Banking inquiry to report former Anglo executive to gardaí

Decision taken after Tom Browne failed to provide witness statement

A file photograph of former Anglo Irish Bank executive Tom Browne (right) with the bank’s former chief executive David Drumm. The Oireachtas banking inquiry is to report Mr  Browne to An Garda Síochána for failing to provide a witness statement.  Photograph: Matt Kavanagh/The Irish Times.

A file photograph of former Anglo Irish Bank executive Tom Browne (right) with the bank’s former chief executive David Drumm. The Oireachtas banking inquiry is to report Mr Browne to An Garda Síochána for failing to provide a witness statement. Photograph: Matt Kavanagh/The Irish Times.

 

The Oireachtas banking inquiry is to report former Anglo Irish Bank executive Tom Browne to An Garda Síochána for failing to provide a witness statement as directed by the committee in advance of his appearance on July 24th.

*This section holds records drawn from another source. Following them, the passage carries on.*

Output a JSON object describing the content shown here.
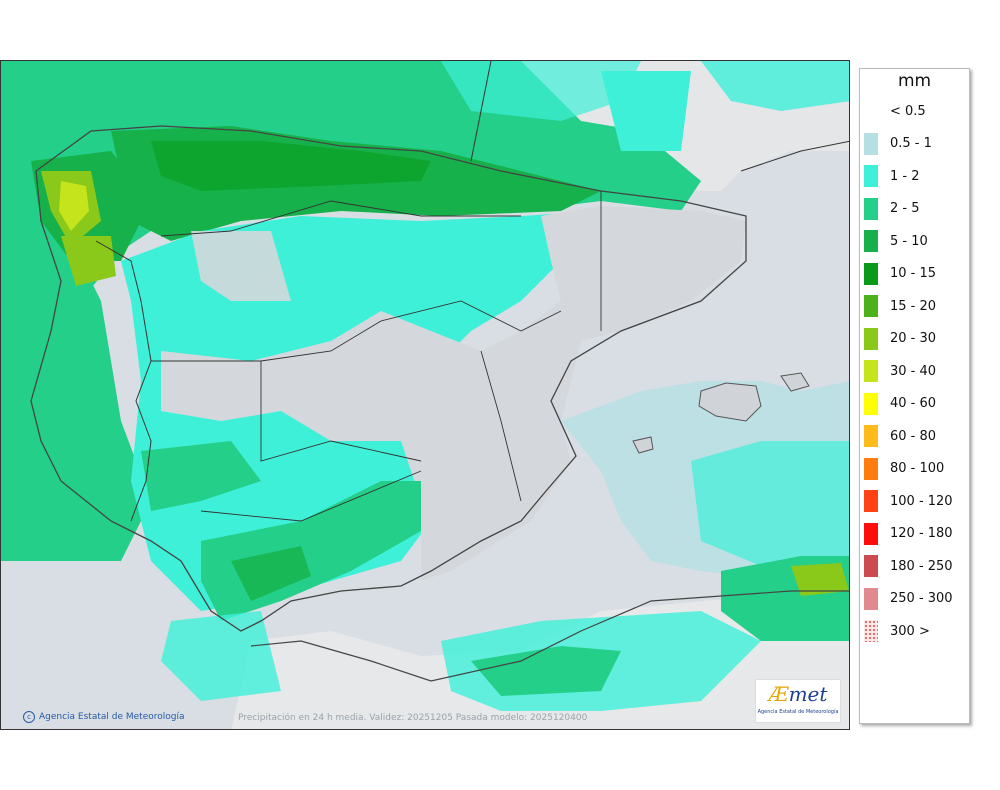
{
  "legend": {
    "unit": "mm",
    "items": [
      {
        "label": "< 0.5",
        "color": "#ffffff"
      },
      {
        "label": "0.5 - 1",
        "color": "#b5e0e3"
      },
      {
        "label": "1 - 2",
        "color": "#3ff0d8"
      },
      {
        "label": "2 - 5",
        "color": "#23cf89"
      },
      {
        "label": "5 - 10",
        "color": "#16b14a"
      },
      {
        "label": "10 - 15",
        "color": "#0a9a1a"
      },
      {
        "label": "15 - 20",
        "color": "#4db11c"
      },
      {
        "label": "20 - 30",
        "color": "#8ac91a"
      },
      {
        "label": "30 - 40",
        "color": "#c6e41b"
      },
      {
        "label": "40 - 60",
        "color": "#ffff00"
      },
      {
        "label": "60 - 80",
        "color": "#ffbb1c"
      },
      {
        "label": "80 - 100",
        "color": "#ff7d10"
      },
      {
        "label": "100 - 120",
        "color": "#ff4213"
      },
      {
        "label": "120 - 180",
        "color": "#ff0d0d"
      },
      {
        "label": "180 - 250",
        "color": "#cc4b50"
      },
      {
        "label": "250 - 300",
        "color": "#e08a90"
      },
      {
        "label": "300 >",
        "color": "#fbe7e7",
        "pattern": "dots"
      }
    ]
  },
  "map": {
    "credit": "Agencia Estatal de Meteorología",
    "caption": "Precipitación en 24 h media. Validez: 20251205 Pasada modelo: 2025120400",
    "logo": {
      "word_a": "Æ",
      "word_rest": "met",
      "subtitle": "Agencia Estatal de Meteorología"
    }
  }
}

This is the first time that a witness has been referred to the Garda by the inquiry since it began its deliberations into the banking crash last December.

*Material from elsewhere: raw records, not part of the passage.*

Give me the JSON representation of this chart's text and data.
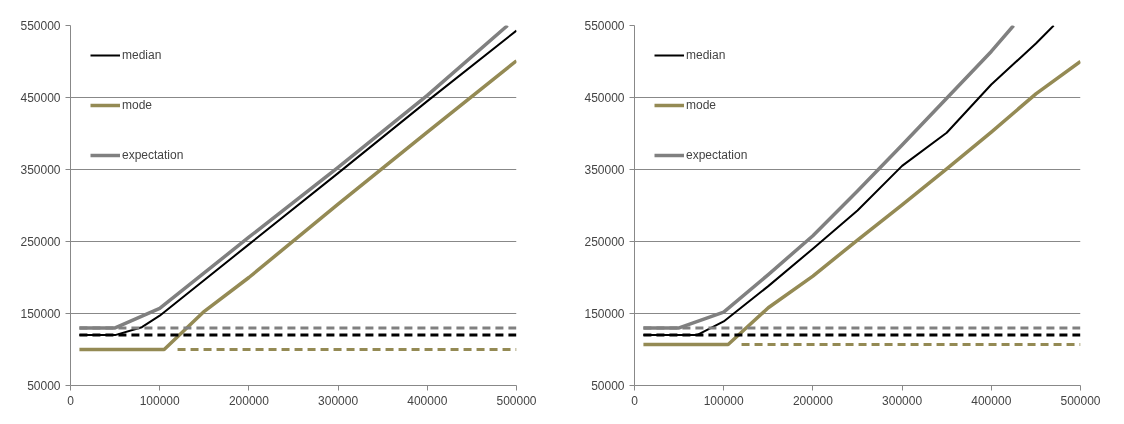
{
  "chart_data": [
    {
      "type": "line",
      "xlim": [
        0,
        500000
      ],
      "ylim": [
        50000,
        550000
      ],
      "xticks": [
        0,
        100000,
        200000,
        300000,
        400000,
        500000
      ],
      "yticks": [
        50000,
        150000,
        250000,
        350000,
        450000,
        550000
      ],
      "grid": "y",
      "legend": "top left",
      "line_style": "solid",
      "series": [
        {
          "name": "median",
          "color": "#000000",
          "x": [
            10000,
            50000,
            80000,
            100000,
            200000,
            300000,
            400000,
            500000
          ],
          "values": [
            120000,
            120000,
            131000,
            147000,
            246000,
            345000,
            445000,
            543000
          ]
        },
        {
          "name": "mode",
          "color": "#948a54",
          "x": [
            10000,
            105000,
            150000,
            200000,
            300000,
            400000,
            500000
          ],
          "values": [
            100000,
            100000,
            153000,
            200000,
            302000,
            402000,
            501000
          ]
        },
        {
          "name": "expectation",
          "color": "#808080",
          "x": [
            10000,
            50000,
            100000,
            200000,
            300000,
            400000,
            490000
          ],
          "values": [
            130000,
            130000,
            157000,
            256000,
            353000,
            453000,
            550000
          ]
        },
        {
          "color": "#808080",
          "line_style": "dashed",
          "x": [
            10000,
            500000
          ],
          "values": [
            130000,
            130000
          ]
        },
        {
          "color": "#000000",
          "line_style": "dashed",
          "x": [
            10000,
            500000
          ],
          "values": [
            120000,
            120000
          ]
        },
        {
          "color": "#948a54",
          "line_style": "dashed",
          "x": [
            120000,
            500000
          ],
          "values": [
            100000,
            100000
          ]
        }
      ]
    },
    {
      "type": "line",
      "xlim": [
        0,
        500000
      ],
      "ylim": [
        50000,
        550000
      ],
      "xticks": [
        0,
        100000,
        200000,
        300000,
        400000,
        500000
      ],
      "yticks": [
        50000,
        150000,
        250000,
        350000,
        450000,
        550000
      ],
      "grid": "y",
      "legend": "top left",
      "line_style": "solid",
      "series": [
        {
          "name": "median",
          "color": "#000000",
          "x": [
            10000,
            70000,
            100000,
            150000,
            200000,
            250000,
            300000,
            350000,
            400000,
            450000,
            470000
          ],
          "values": [
            120000,
            120000,
            139000,
            188000,
            240000,
            293000,
            355000,
            401000,
            468000,
            525000,
            550000
          ]
        },
        {
          "name": "mode",
          "color": "#948a54",
          "x": [
            10000,
            105000,
            150000,
            200000,
            250000,
            300000,
            350000,
            400000,
            450000,
            500000
          ],
          "values": [
            107000,
            107000,
            158000,
            202000,
            252000,
            301000,
            351000,
            402000,
            455000,
            500000
          ]
        },
        {
          "name": "expectation",
          "color": "#808080",
          "x": [
            10000,
            50000,
            100000,
            150000,
            200000,
            250000,
            300000,
            350000,
            400000,
            425000
          ],
          "values": [
            130000,
            130000,
            152000,
            204000,
            258000,
            320000,
            384000,
            449000,
            514000,
            550000
          ]
        },
        {
          "color": "#808080",
          "line_style": "dashed",
          "x": [
            10000,
            500000
          ],
          "values": [
            130000,
            130000
          ]
        },
        {
          "color": "#000000",
          "line_style": "dashed",
          "x": [
            10000,
            500000
          ],
          "values": [
            120000,
            120000
          ]
        },
        {
          "color": "#948a54",
          "line_style": "dashed",
          "x": [
            120000,
            500000
          ],
          "values": [
            107000,
            107000
          ]
        }
      ]
    }
  ]
}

Under the terms of the legislation covering the inquiry, a failure to comply with a direction can amount to a criminal offence.

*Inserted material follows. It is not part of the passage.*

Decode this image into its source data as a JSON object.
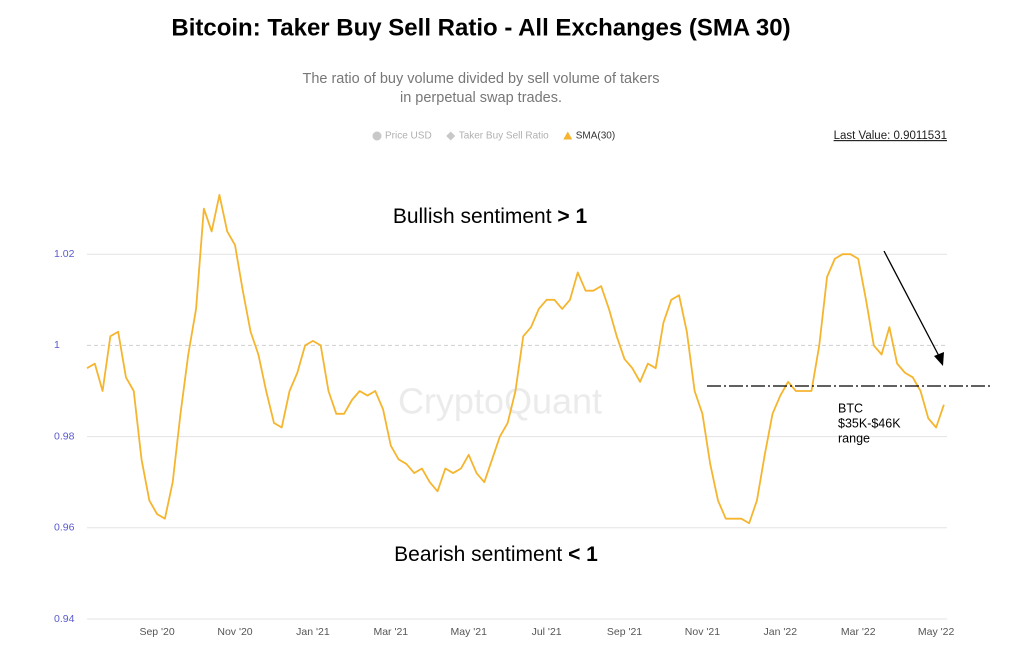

The committee has written to Mr Browne to inform him that it may proceed to make an application to the High Court under section 99 of the Act for an order requiring compliance with the direction.

Mr Browne is currently a director of LeBruin Private, a corporate finance and debt advisory group with offices in Dublin and London.

The Irish Times attempted to contact Mr Browne at his office but was told he was on leave this week.

Drumm statement

Separately, former Anglo chief executive David Drumm has submitted a written statement to the committee as per its direction to him.

Mr Drumm is living in the United States and was expected to sidestep the inquiry’s work but this raises the possibility that he might appear as directed on July 29th.

“Mr Drumm has complied with the requests of the committee to date and the statement is currently being legally reviewed before it can be accepted,” the inquiry said.

In addition, three former Anglo executives - Seán FitzPatrick, John Bowe and Pat Whelan - have had their directions to appear in front of the inquiry withdrawn following the intervention of the Director of Public Prosecutions.

This followed a decision by the committee on June 30th to maintain directions in relation to the three former Anglo executives for them to appear at the inquiry.

The executives then applied to the DPP for a declaration requiring the committee to withdraw the directions because of legal proceedings pending against them.

The DPP stated it was of the opinion that the directions issued could reasonably be expected to prejudice criminal proceedings pending against the trio.

Committee chairman Ciarán Lynch said it was “with regret” that it was withdrawing the directions.

“Naturally, the committee is disappointed that we have been instructed to withdraw directions in relation to a number of witnesses who were due to come before the inquiry,” he said.

“That said, we operate within the legal framework set down by the Dáil and Seanad and we are conscious of the need to be prudent in how the committee conducts its business to ensure that the integrity of legal proceedings is protected and carried out separately from the committee’s work.

He said the inquiry would proceed with the directions issued to other Anglo witnesses.